小川佳宏教授(中央)と馬越洋宜特任助教(左)、兼子大輝大学院生(右)
 
 

  【問い合わせ先】 大学院医学研究院 教授 小川 佳宏
     TEL:092-642-5275  FAX:092-642-5297
    Mail: yogawa(a)med.kyushu-u.ac.jp
※(a)を@に置き換えてメールをご送信ください

ポイント
人工知能(AI)の技術により、原発性アルドステロン症(注1)の病型予測モデルの開発に成功しました。
プライマリケア(注2)の段階において、3つの血液検査項目の測定により高い精度で病型予測が可能であることを見出しました。

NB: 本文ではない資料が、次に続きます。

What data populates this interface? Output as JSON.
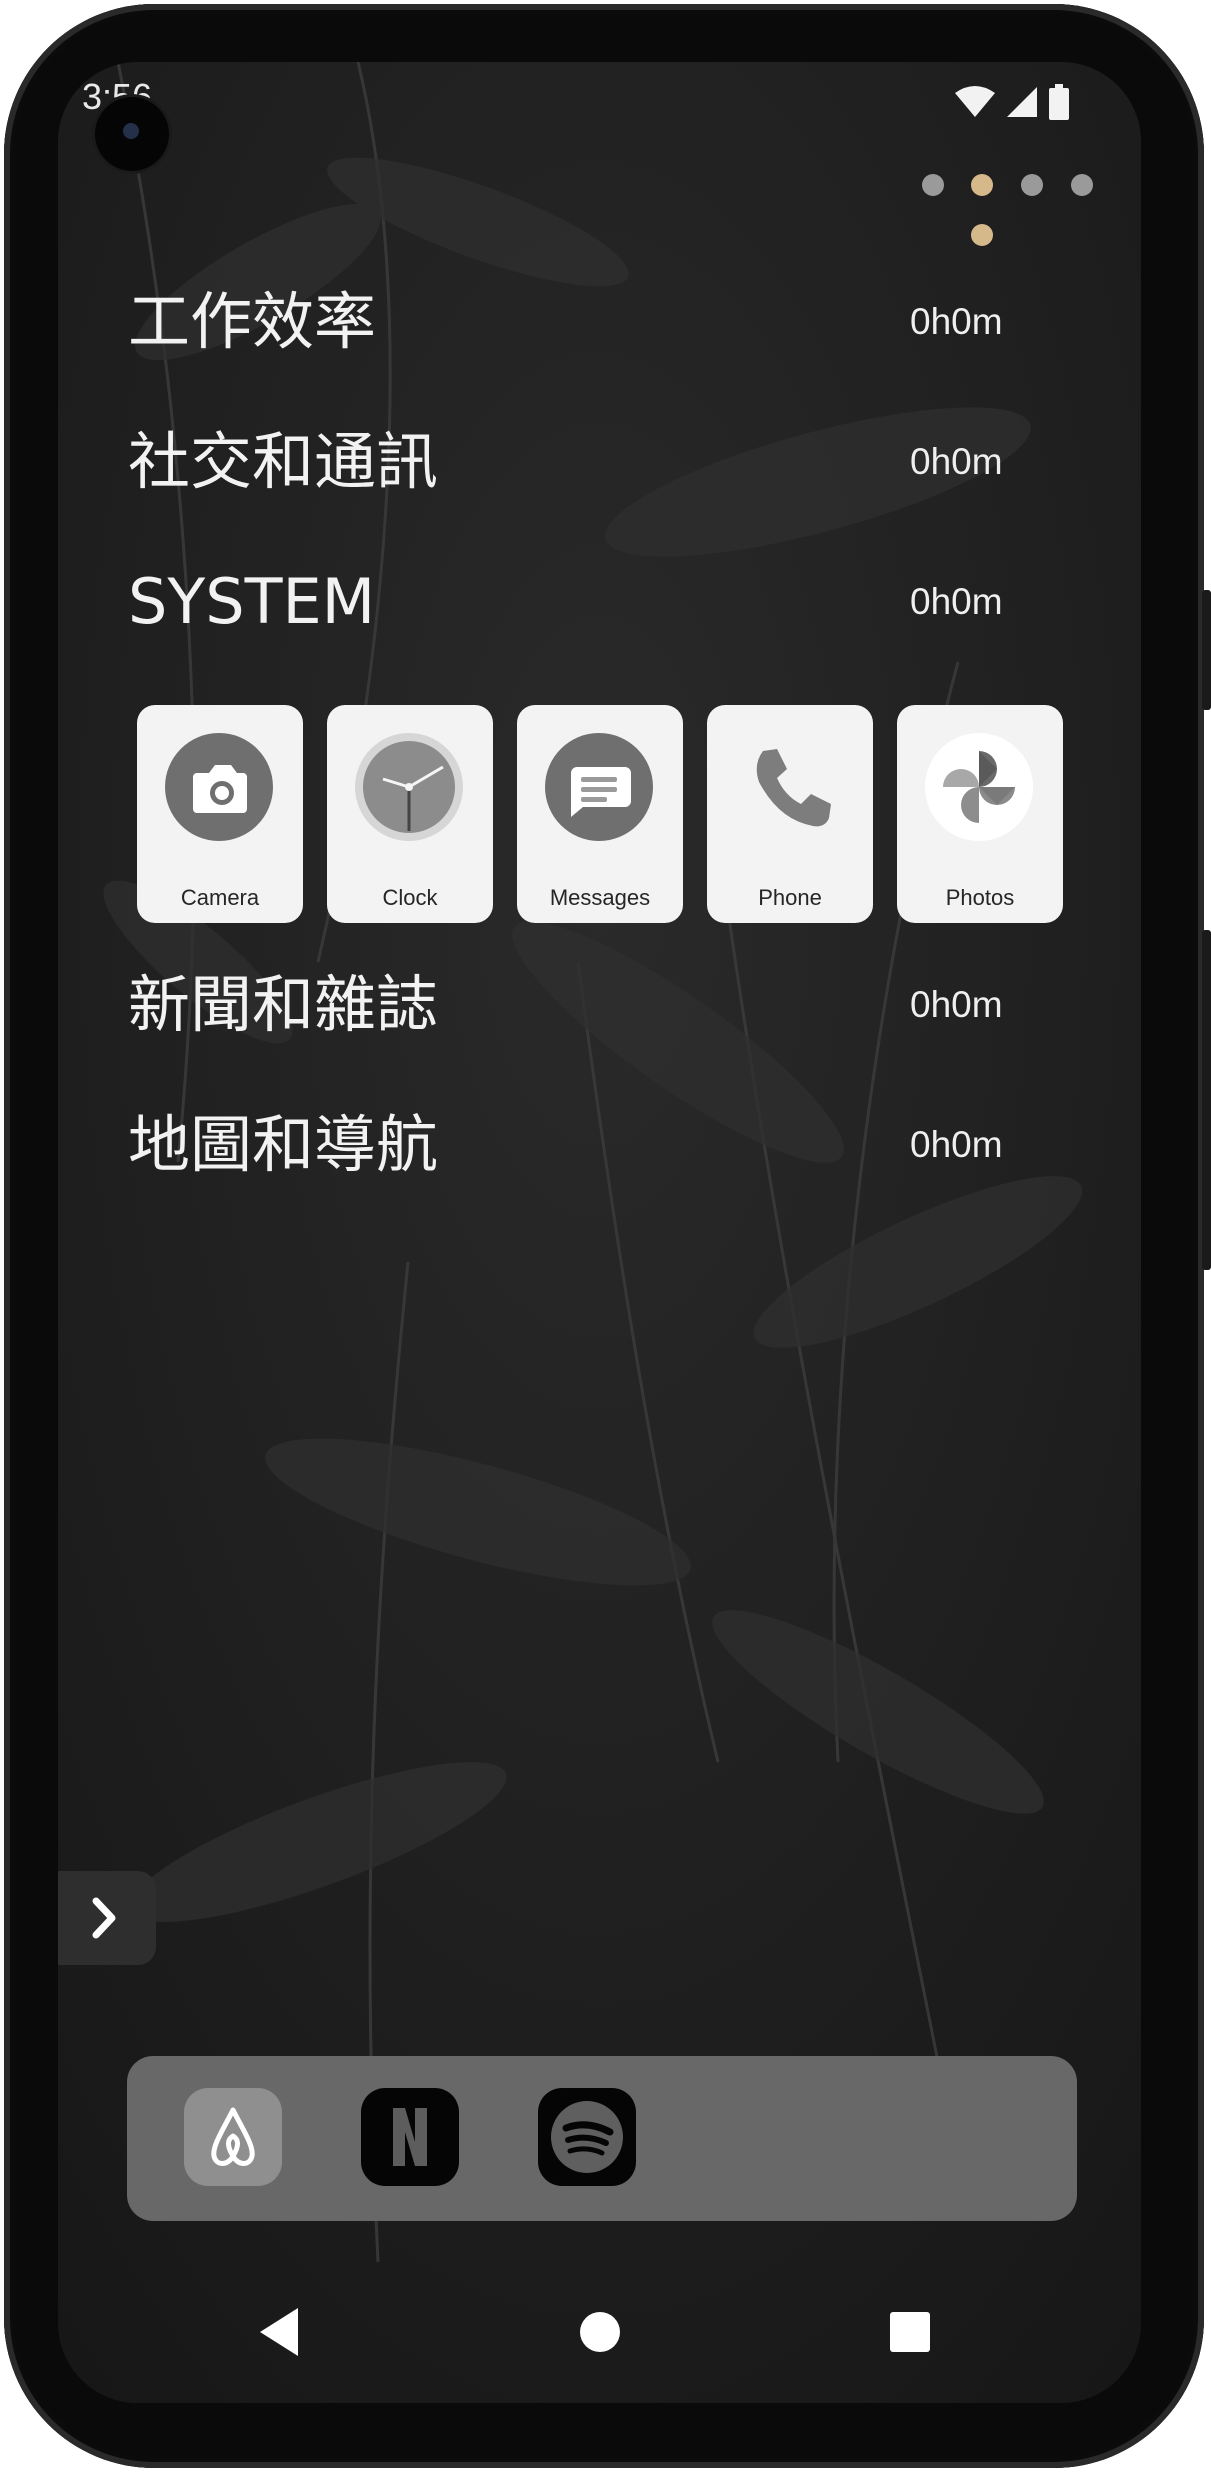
{
  "status_bar": {
    "time": "3:56"
  },
  "page_indicator": {
    "dots": 5,
    "active_index": 1,
    "active_color": "#d6b98a",
    "inactive_color": "#9a9a9a"
  },
  "categories": [
    {
      "label": "工作效率",
      "time": "0h0m"
    },
    {
      "label": "社交和通訊",
      "time": "0h0m"
    },
    {
      "label": "SYSTEM",
      "time": "0h0m"
    },
    {
      "label": "新聞和雜誌",
      "time": "0h0m"
    },
    {
      "label": "地圖和導航",
      "time": "0h0m"
    }
  ],
  "system_apps": [
    {
      "label": "Camera",
      "icon": "camera-icon"
    },
    {
      "label": "Clock",
      "icon": "clock-icon"
    },
    {
      "label": "Messages",
      "icon": "messages-icon"
    },
    {
      "label": "Phone",
      "icon": "phone-icon"
    },
    {
      "label": "Photos",
      "icon": "photos-icon"
    }
  ],
  "dock": {
    "apps": [
      {
        "icon": "airbnb-icon"
      },
      {
        "icon": "netflix-icon"
      },
      {
        "icon": "spotify-icon"
      }
    ]
  },
  "nav_bar": {
    "items": [
      "back-icon",
      "home-icon",
      "recents-icon"
    ]
  }
}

本研究成果により、手術で治癒が可能な高血圧症の患者さんの早期発見と適切な治療の提供が期待され、医療の質の向上につながります。
  
【研究の背景】
高血圧症は脳心血管病(脳卒中および心疾患)の最大の危険因子です。脳心血管病による死亡率は過去50年間で大幅に低下したものの、高齢者では悪性腫瘍(癌)とほぼ同程度の死亡原因になっており、十分な血圧コントロールが求められます。原発性アルドステロン症は、副腎に由来するアルドステロンという血圧を上げるホルモンの過剰による高血圧症であり、高血圧症全体の5-10%と有病率が比較的高い疾患です。原発性アルドステロン症の病型によっては手術による治癒が可能ですが、病型診断には専門医療機関における検査が必要であり、早期診断法の確立が望まれます。 
  
【研究成果の概要】
本研究では、病型の診断がなされた原発性アルドステロン症の患者を対象にしました。年齢や体格指数(body mass index: BMI)などの身体所見とプライマリケアの段階において簡単に測定可能な血液検査項目を用いて、AIの技術により原発性アルドステロン症の病型を予測するモデルの開発を試みました。3つの血液検査項目(アルドステロン、カリウム、ナトリウム)が予測に重要であることを見出し(図1)、この3項目のみにより、89%という高い予測精度を有する病型予測モデルの開発に成功しました。更に、独立した外部施設の患者を対象にした解析により、開発した予測モデルの汎用性・妥当性が検証されました。
  
【研究成果の意義】
AIの技術により、3つの血液検査項目で原発性アルドステロン症の病型を高い精度で予測可能なモデルの開発に成功しました。プライマリケアの段階において、手術により治癒が可能な病型の患者を予測することで、効率よく適切な治療の提供につながり、高血圧症による脳心血管病の予防が期待されます。
【用語の解説】
(注1)原発性アルドステロン症
副腎に由来するアルドステロンというホルモンが自律的に過剰分泌される病気です。アルドステロンは、塩分を体内に保持し血圧を維持する働きがありますが、過剰に分泌されると高血圧症を発症します。一般的な高血圧と比較して、脳心血管病のリスクが非常に高く、危険な高血圧とされています。手術により治癒が可能なものと手術による治癒が期待できず降圧薬加療を要する2つの病型に分類されます。 
(注2)プライマリケア
特定の病気を診療する専門医療に対して、普段から気軽に健康相談にのってくれる身近な医師による総合的な医療です。
  
<謝辞>
本研究は、JSPS科研費JP20K17493、JP20K21604、武田科学振興財団などの支援を受けて実施したものです。
  
<論文情報> 
論文名: Machine Learning Based Models for Prediction of Subtype Diagnosis of Primary Aldosteronism Using Blood Test 
(人工知能の技術を用いた血液検査による原発性アルドステロン症の病型予測モデル)
著者名: H. Kaneko, H. Umakoshi, M. Ogata, N. Wada, N. Iwahashi, T. Fukumoto, M. Yokomoto-Umakoshi, Y. Nakano, Y. Matsuda, T. Miyazawa, R. Sakamoto, and Y. Ogawa.